To See or To Please: Uncovering Visual Sycophancy and Split Beliefs in VLMs

arXiv cs.CV / 3/20/2026

📰 NewsSignals & Early TrendsIdeas & Deep AnalysisModels & Research

Key Points

  • The paper introduces the Tri-Layer Diagnostic Framework (Latent Anomaly Detection, Visual Necessity Score, and Competition Score) to disentangle sources of hallucination in vision-language models.
  • Using counterfactual interventions across 7 VLMs and 7,000 model–sample pairs, it reports that 69.6% of samples exhibit Visual Sycophancy, where models detect visual anomalies yet hallucinate to satisfy user expectations.
  • The study finds alignment training systematically suppresses truthful uncertainty acknowledgment, with zero samples showing Robust Refusal.
  • A scaling analysis from 7B to 72B models shows larger models reduce Language Shortcuts but amplify Visual Sycophancy, indicating scale alone cannot resolve grounding problems.
  • The framework enables a post-hoc selective prediction strategy that achieves up to +9.5pp accuracy at 50% coverage with no extra training cost.

Abstract

When VLMs answer correctly, do they genuinely rely on visual information or exploit language shortcuts? We introduce the Tri-Layer Diagnostic Framework, which disentangles hallucination sources via three metrics: Latent Anomaly Detection (perceptual awareness), Visual Necessity Score (visual dependency, measured via KL divergence), and Competition Score (conflict between visual grounding and instruction following).
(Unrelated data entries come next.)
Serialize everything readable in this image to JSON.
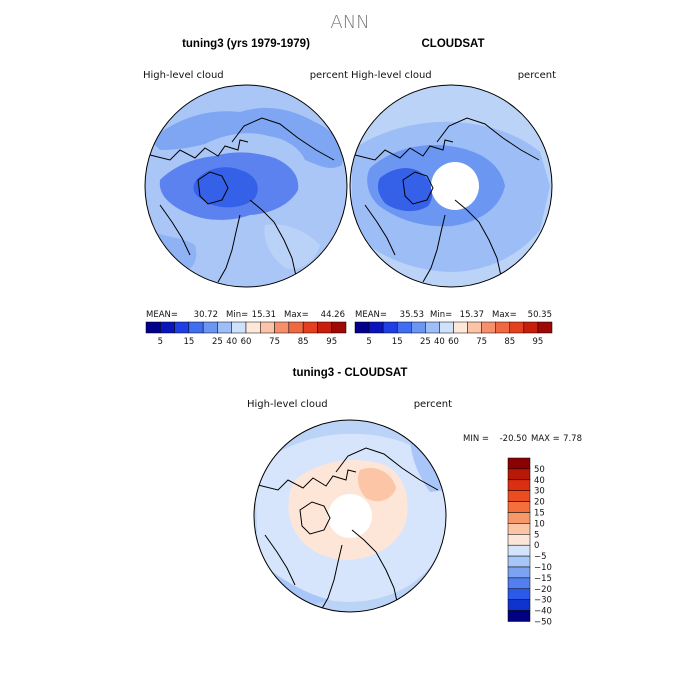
{
  "chart_data": {
    "type": "polar-contour-map",
    "title": "ANN",
    "panels": [
      {
        "name": "model",
        "heading": "tuning3 (yrs 1979-1979)",
        "variable": "High-level  cloud",
        "units": "percent",
        "stats": {
          "mean_label": "MEAN=",
          "mean": "30.72",
          "min_label": "Min=",
          "min": "15.31",
          "max_label": "Max=",
          "max": "44.26"
        },
        "dominant_level": 25
      },
      {
        "name": "obs",
        "heading": "CLOUDSAT",
        "variable": "High-level  cloud",
        "units": "percent",
        "stats": {
          "mean_label": "MEAN=",
          "mean": "35.53",
          "min_label": "Min=",
          "min": "15.37",
          "max_label": "Max=",
          "max": "50.35"
        },
        "dominant_level": 35,
        "missing_pole": true
      },
      {
        "name": "diff",
        "heading": "tuning3 - CLOUDSAT",
        "variable": "High-level  cloud",
        "units": "percent",
        "stats": {
          "min_label": "MIN =",
          "min": "-20.50",
          "max_label": "MAX =",
          "max": "7.78"
        },
        "missing_pole": true
      }
    ],
    "abs_colorbar": {
      "colors": [
        "#00008b",
        "#0a14bb",
        "#1f3fe5",
        "#3f6ff0",
        "#6b96f2",
        "#9dbef6",
        "#cfe1fb",
        "#fde8da",
        "#fbc4a8",
        "#f6906c",
        "#ef6a43",
        "#e4401f",
        "#c81e0b",
        "#9e0805"
      ],
      "labels": [
        "5",
        "15",
        "25",
        "40",
        "60",
        "75",
        "85",
        "95"
      ]
    },
    "diff_colorbar": {
      "colors": [
        "#8b0000",
        "#b81906",
        "#da2f10",
        "#ec4d20",
        "#f3703c",
        "#f7986b",
        "#fbc5a6",
        "#fde6d8",
        "#d3e4fb",
        "#a8c6f7",
        "#7ba3f2",
        "#527ff0",
        "#2b5ae8",
        "#0f33cc",
        "#000080"
      ],
      "labels": [
        "50",
        "40",
        "30",
        "20",
        "15",
        "10",
        "5",
        "0",
        "−5",
        "−10",
        "−15",
        "−20",
        "−30",
        "−40",
        "−50"
      ]
    }
  }
}
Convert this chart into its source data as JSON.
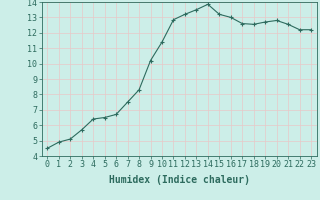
{
  "x": [
    0,
    1,
    2,
    3,
    4,
    5,
    6,
    7,
    8,
    9,
    10,
    11,
    12,
    13,
    14,
    15,
    16,
    17,
    18,
    19,
    20,
    21,
    22,
    23
  ],
  "y": [
    4.5,
    4.9,
    5.1,
    5.7,
    6.4,
    6.5,
    6.7,
    7.5,
    8.3,
    10.2,
    11.4,
    12.85,
    13.2,
    13.5,
    13.85,
    13.2,
    13.0,
    12.6,
    12.55,
    12.7,
    12.8,
    12.55,
    12.2,
    12.2
  ],
  "xlabel": "Humidex (Indice chaleur)",
  "ylim": [
    4,
    14
  ],
  "xlim_min": -0.5,
  "xlim_max": 23.5,
  "yticks": [
    4,
    5,
    6,
    7,
    8,
    9,
    10,
    11,
    12,
    13,
    14
  ],
  "xticks": [
    0,
    1,
    2,
    3,
    4,
    5,
    6,
    7,
    8,
    9,
    10,
    11,
    12,
    13,
    14,
    15,
    16,
    17,
    18,
    19,
    20,
    21,
    22,
    23
  ],
  "line_color": "#2d6b5e",
  "marker": "+",
  "bg_color": "#cceee8",
  "grid_color": "#e8c8c8",
  "tick_color": "#2d6b5e",
  "xlabel_color": "#2d6b5e",
  "xlabel_fontsize": 7,
  "tick_fontsize": 6,
  "markersize": 3,
  "linewidth": 0.8
}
Using counterfactual interventions (blind, noise, and conflict images) across 7 VLMs and 7,000 model-sample pairs, our taxonomy reveals that 69.6% of samples exhibit Visual Sycophancy--models detect visual anomalies but hallucinate to satisfy user expectations--while zero samples show Robust Refusal, indicating alignment training has systematically suppressed truthful uncertainty acknowledgment. A scaling analysis (Qwen2.5-VL 7B to 72B) shows larger models reduce Language Shortcuts but amplify Visual Sycophancy, demonstrating scale alone cannot resolve the grounding problem. Diagnostic scores further enable a post-hoc selective prediction strategy achieving up to +9.5pp accuracy at 50% coverage with no additional training cost.